Friday, July 11, 2008

My valliant effort

She asked the question that I had not dared to ask myself. I already knew the answer and I didn't like it.

Why hadn't I written another blog?

The answer came to my fingers faster than it would have ever come to my lips and I typed honestly: I felt my initial attempt at blogging was quite successful. Even if no one but me ever read it. It was a piece of writing that I liked. and I was petrified that any further attempt would fall shorter than an inch worm in comparison.
I made no attempt to sensor my answer. not that I often do, but in this instance I made even less attempt to do so.

So now that I've copped to that, let's move on shall we?

Back to Ms. Beth and I........

I started writing the following a couple of weeks ago.

My mother and I today:

On Easter this year, my mother called and I passed the phone to my sister without answering it. My niece noticed and giggled. "Is that Nana?" she asked.
I gave my sister a "busted" glance and said no. My niece didn't believe me and said so aloud.
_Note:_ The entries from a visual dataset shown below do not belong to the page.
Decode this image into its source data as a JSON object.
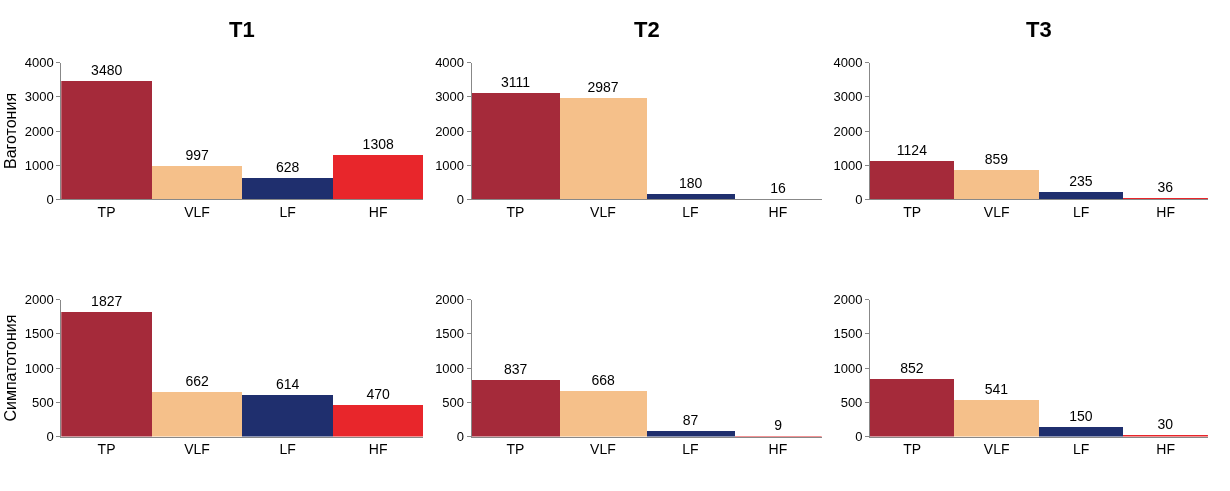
{
  "chart_data": [
    {
      "type": "bar",
      "title": "T1",
      "ylabel": "Ваготония",
      "categories": [
        "TP",
        "VLF",
        "LF",
        "HF"
      ],
      "values": [
        3480,
        997,
        628,
        1308
      ],
      "colors": [
        "#a52a3a",
        "#f5c08a",
        "#1f2f6e",
        "#e8262b"
      ],
      "ylim": [
        0,
        4000
      ],
      "yticks": [
        0,
        1000,
        2000,
        3000,
        4000
      ],
      "data_labels": true
    },
    {
      "type": "bar",
      "title": "T2",
      "categories": [
        "TP",
        "VLF",
        "LF",
        "HF"
      ],
      "values": [
        3111,
        2987,
        180,
        16
      ],
      "colors": [
        "#a52a3a",
        "#f5c08a",
        "#1f2f6e",
        "#e8262b"
      ],
      "ylim": [
        0,
        4000
      ],
      "yticks": [
        0,
        1000,
        2000,
        3000,
        4000
      ],
      "data_labels": true
    },
    {
      "type": "bar",
      "title": "T3",
      "categories": [
        "TP",
        "VLF",
        "LF",
        "HF"
      ],
      "values": [
        1124,
        859,
        235,
        36
      ],
      "colors": [
        "#a52a3a",
        "#f5c08a",
        "#1f2f6e",
        "#e8262b"
      ],
      "ylim": [
        0,
        4000
      ],
      "yticks": [
        0,
        1000,
        2000,
        3000,
        4000
      ],
      "data_labels": true
    },
    {
      "type": "bar",
      "ylabel": "Симпатотония",
      "categories": [
        "TP",
        "VLF",
        "LF",
        "HF"
      ],
      "values": [
        1827,
        662,
        614,
        470
      ],
      "colors": [
        "#a52a3a",
        "#f5c08a",
        "#1f2f6e",
        "#e8262b"
      ],
      "ylim": [
        0,
        2000
      ],
      "yticks": [
        0,
        500,
        1000,
        1500,
        2000
      ],
      "data_labels": true
    },
    {
      "type": "bar",
      "categories": [
        "TP",
        "VLF",
        "LF",
        "HF"
      ],
      "values": [
        837,
        668,
        87,
        9
      ],
      "colors": [
        "#a52a3a",
        "#f5c08a",
        "#1f2f6e",
        "#e8262b"
      ],
      "ylim": [
        0,
        2000
      ],
      "yticks": [
        0,
        500,
        1000,
        1500,
        2000
      ],
      "data_labels": true
    },
    {
      "type": "bar",
      "categories": [
        "TP",
        "VLF",
        "LF",
        "HF"
      ],
      "values": [
        852,
        541,
        150,
        30
      ],
      "colors": [
        "#a52a3a",
        "#f5c08a",
        "#1f2f6e",
        "#e8262b"
      ],
      "ylim": [
        0,
        2000
      ],
      "yticks": [
        0,
        500,
        1000,
        1500,
        2000
      ],
      "data_labels": true
    }
  ]
}
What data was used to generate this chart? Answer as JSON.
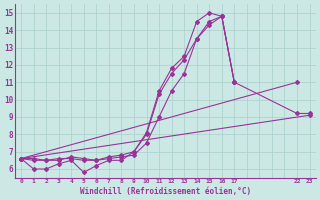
{
  "xlabel": "Windchill (Refroidissement éolien,°C)",
  "bg_color": "#cce8e4",
  "grid_color": "#aacfcb",
  "line_color": "#993399",
  "xlim": [
    -0.5,
    23.5
  ],
  "ylim": [
    5.5,
    15.5
  ],
  "xticks": [
    0,
    1,
    2,
    3,
    4,
    5,
    6,
    7,
    8,
    9,
    10,
    11,
    12,
    13,
    14,
    15,
    16,
    17,
    22,
    23
  ],
  "yticks": [
    6,
    7,
    8,
    9,
    10,
    11,
    12,
    13,
    14,
    15
  ],
  "series": [
    {
      "x": [
        0,
        1,
        2,
        3,
        4,
        5,
        6,
        7,
        8,
        9,
        10,
        11,
        12,
        13,
        14,
        15,
        16,
        17
      ],
      "y": [
        6.6,
        6.6,
        6.5,
        6.5,
        6.7,
        6.6,
        6.5,
        6.7,
        6.8,
        7.0,
        8.1,
        10.5,
        11.8,
        12.5,
        14.5,
        15.0,
        14.8,
        11.0
      ]
    },
    {
      "x": [
        0,
        1,
        2,
        3,
        4,
        5,
        6,
        7,
        8,
        9,
        10,
        11,
        12,
        13,
        14,
        15,
        16,
        17
      ],
      "y": [
        6.6,
        6.0,
        6.0,
        6.3,
        6.5,
        5.8,
        6.2,
        6.5,
        6.5,
        7.0,
        8.0,
        10.3,
        11.5,
        12.3,
        13.5,
        14.5,
        14.8,
        11.0
      ]
    },
    {
      "x": [
        0,
        1,
        2,
        3,
        4,
        5,
        6,
        7,
        8,
        9,
        10,
        11,
        12,
        13,
        14,
        15,
        16,
        17,
        22,
        23
      ],
      "y": [
        6.6,
        6.5,
        6.5,
        6.6,
        6.6,
        6.5,
        6.5,
        6.6,
        6.7,
        6.8,
        7.5,
        9.0,
        10.5,
        11.5,
        13.5,
        14.3,
        14.8,
        11.0,
        9.2,
        9.2
      ]
    },
    {
      "x": [
        0,
        22
      ],
      "y": [
        6.6,
        11.0
      ]
    },
    {
      "x": [
        0,
        23
      ],
      "y": [
        6.6,
        9.1
      ]
    }
  ]
}
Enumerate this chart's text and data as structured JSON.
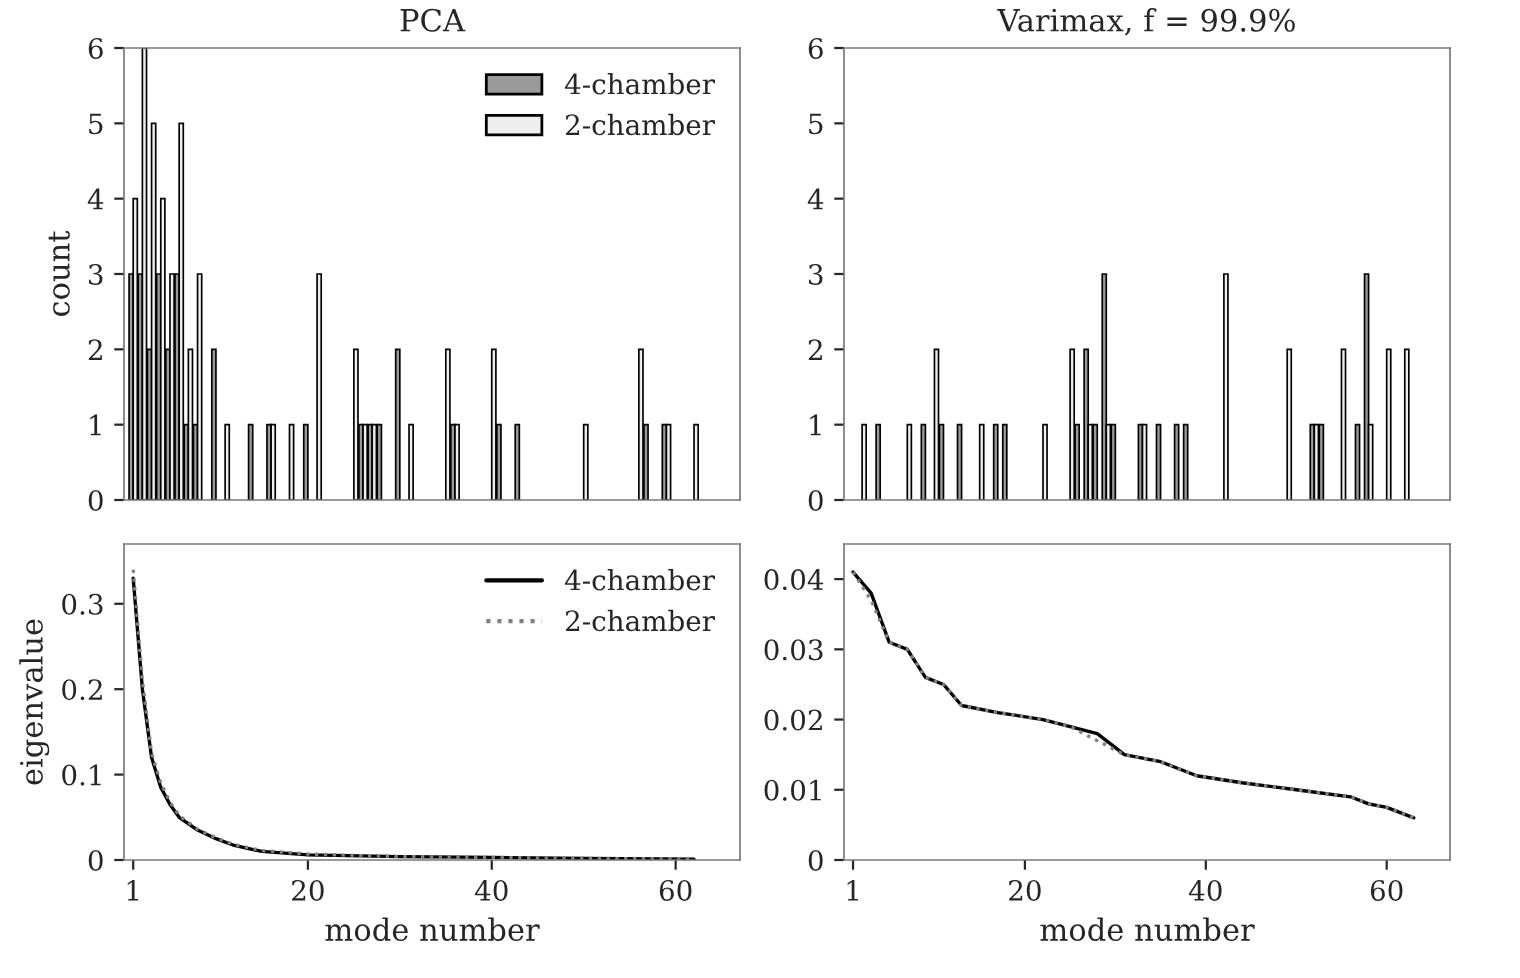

I avoid her. I love her. I admire her. I can't deal with her. My struggle with her is which came first? Was it her alienation or mine? I don't know. I've been asking myself for the better part of my life how this came to be and the best that I can come up with is that it's a little of both. I look like my mother, I talk like her, and I often think like her. I have come to realize that it is herself that she has such difficulty loving. And that makes it hard for her to love me.

I'm going to see her next week. For reasons that seem as complex and convoluted as an Escher piece, despite all that I've previously stated about the relationship between my mother and I, one thing has remained constant and contrary to all else: she and I are so much better when it's just the two of us (odd, I know). It seems that the the thin web that binds us is stressed so tenuously when any other variable is introduced to the situation. It seems that all it takes is one child, one sibling, one bystander.......and every action is an insult, a jab.

I stopped there. I honestly don't understand the rest. How do you explain something that makes no sense to you? Sometimes I get sick of trying to figure her out. I tire of rehashing her actions and reactions looking for some reason, a concrete nugget that I can point to and kick about and identify as the source of all the world's ills. Or just hers.

Rationally, I know that that won't happen. (But ahhhh! wouldn't it be nice!) I know that, just like me and like you, she is complicated and there never was just one thing that mucked up the works for her. Who she is today is a constantly affected by her experiences past and present. So this is my present. And I told you how it all began.
Someday we'll get to all the stuff that happened in between.